Monrose ou le Libertin par fatalité/IV/15

Lécrivain et Briard (p. 82-87).
Quatrième partie, chapitre XV


CHAPITRE XV

QUI RACCOMMODERA MONROSE AVEC BIEN
DES LECTEURS


Dès que je fus éveillée, je fis prier mon neveu de descendre chez moi : nous déjeunâmes près de mon lit… Avant d’entrer en conférence, j’étais bien aise d’étudier un peu sa physionomie, et de démêler, s’il était possible, l’état de son intérieur… Quelle différence de ce déjeuner avec tant d’autres ! Qu’il y a loin aujourd’hui, non-seulement de cette folie galante que souvent j’avais bien de la peine à gouverner, quand je n’avais pas un plus doux caprice, mais encore de ce calme que permet le silence des passions ! Tout m’annonçait au contraire qu’elles étaient, dans son cœur, en effervescence.
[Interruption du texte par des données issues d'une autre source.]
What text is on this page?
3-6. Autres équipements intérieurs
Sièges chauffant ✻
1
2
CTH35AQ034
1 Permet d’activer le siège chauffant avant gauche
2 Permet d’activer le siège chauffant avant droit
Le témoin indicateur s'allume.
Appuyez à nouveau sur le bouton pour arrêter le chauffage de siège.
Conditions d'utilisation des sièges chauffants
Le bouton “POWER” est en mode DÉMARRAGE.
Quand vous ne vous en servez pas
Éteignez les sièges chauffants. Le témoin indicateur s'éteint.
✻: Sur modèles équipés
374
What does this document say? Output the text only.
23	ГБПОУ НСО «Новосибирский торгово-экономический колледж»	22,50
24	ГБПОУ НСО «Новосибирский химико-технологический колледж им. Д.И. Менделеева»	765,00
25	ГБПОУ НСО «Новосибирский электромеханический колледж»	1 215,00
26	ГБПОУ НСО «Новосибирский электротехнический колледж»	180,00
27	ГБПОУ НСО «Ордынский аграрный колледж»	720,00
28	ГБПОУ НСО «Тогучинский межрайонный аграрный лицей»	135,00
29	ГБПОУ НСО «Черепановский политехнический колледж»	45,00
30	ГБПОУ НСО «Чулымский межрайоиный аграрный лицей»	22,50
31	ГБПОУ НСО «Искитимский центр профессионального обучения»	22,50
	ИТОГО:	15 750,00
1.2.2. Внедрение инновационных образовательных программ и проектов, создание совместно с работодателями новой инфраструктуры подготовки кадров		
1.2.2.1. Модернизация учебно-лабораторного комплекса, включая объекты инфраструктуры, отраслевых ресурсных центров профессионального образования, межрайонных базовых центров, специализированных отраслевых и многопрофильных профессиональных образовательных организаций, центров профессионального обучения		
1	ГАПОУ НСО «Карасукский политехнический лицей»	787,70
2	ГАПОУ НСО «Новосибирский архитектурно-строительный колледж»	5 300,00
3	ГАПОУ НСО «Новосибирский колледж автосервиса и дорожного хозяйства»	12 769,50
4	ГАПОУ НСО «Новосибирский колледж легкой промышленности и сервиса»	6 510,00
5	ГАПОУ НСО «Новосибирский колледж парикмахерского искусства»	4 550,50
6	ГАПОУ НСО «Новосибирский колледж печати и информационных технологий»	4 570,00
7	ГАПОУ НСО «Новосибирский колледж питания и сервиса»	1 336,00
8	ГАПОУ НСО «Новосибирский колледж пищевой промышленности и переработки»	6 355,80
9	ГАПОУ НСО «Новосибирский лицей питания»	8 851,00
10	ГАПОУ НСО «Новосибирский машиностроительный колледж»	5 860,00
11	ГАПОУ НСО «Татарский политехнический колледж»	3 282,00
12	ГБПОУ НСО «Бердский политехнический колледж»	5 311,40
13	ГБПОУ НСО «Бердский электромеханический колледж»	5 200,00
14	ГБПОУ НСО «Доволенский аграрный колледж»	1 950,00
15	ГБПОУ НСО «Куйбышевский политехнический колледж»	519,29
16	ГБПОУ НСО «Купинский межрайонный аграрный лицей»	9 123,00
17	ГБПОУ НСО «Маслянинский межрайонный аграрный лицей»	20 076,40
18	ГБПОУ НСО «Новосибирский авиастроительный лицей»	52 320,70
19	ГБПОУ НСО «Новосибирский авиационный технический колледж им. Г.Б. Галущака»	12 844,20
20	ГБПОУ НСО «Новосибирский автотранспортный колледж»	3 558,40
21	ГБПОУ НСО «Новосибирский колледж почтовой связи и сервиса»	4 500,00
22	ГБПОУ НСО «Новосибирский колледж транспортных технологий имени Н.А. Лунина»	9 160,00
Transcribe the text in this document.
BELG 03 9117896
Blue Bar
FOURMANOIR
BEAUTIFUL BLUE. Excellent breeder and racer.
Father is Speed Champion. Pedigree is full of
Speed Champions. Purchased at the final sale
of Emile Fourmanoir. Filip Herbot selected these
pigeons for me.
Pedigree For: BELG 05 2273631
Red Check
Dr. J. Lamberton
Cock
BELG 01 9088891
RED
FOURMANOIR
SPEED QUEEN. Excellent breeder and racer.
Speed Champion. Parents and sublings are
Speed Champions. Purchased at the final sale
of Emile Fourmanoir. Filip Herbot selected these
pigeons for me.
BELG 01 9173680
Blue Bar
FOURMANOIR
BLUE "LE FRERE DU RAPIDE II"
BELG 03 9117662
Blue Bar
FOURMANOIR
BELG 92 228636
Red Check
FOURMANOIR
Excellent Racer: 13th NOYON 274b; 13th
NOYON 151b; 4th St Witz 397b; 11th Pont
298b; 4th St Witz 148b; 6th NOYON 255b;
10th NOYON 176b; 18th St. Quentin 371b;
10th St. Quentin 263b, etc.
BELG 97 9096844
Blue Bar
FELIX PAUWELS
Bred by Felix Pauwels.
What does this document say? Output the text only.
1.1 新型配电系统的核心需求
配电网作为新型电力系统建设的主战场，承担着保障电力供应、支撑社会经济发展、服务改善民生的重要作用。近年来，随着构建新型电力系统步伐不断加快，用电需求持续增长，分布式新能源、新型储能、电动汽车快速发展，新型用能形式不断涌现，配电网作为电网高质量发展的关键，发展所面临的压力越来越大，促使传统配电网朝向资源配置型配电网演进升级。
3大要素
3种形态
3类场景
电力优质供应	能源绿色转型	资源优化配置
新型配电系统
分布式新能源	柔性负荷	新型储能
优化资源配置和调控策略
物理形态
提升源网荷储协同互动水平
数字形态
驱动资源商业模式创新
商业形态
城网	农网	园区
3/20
Des regards distraits, souvent plongés ; nul soin à relever la conservation, qui tombait à chaque instant, un désintéressement total sur mille riens qui, pour l’ordinaire, exerçaient en pareil cas son imagination folâtre, tout cela concourait à me faire pressentir quelque chose de singulier. Or, dans la position brouillée de ses intérêts, l’affection qui le concentrait ainsi ne pouvait guères être agréable.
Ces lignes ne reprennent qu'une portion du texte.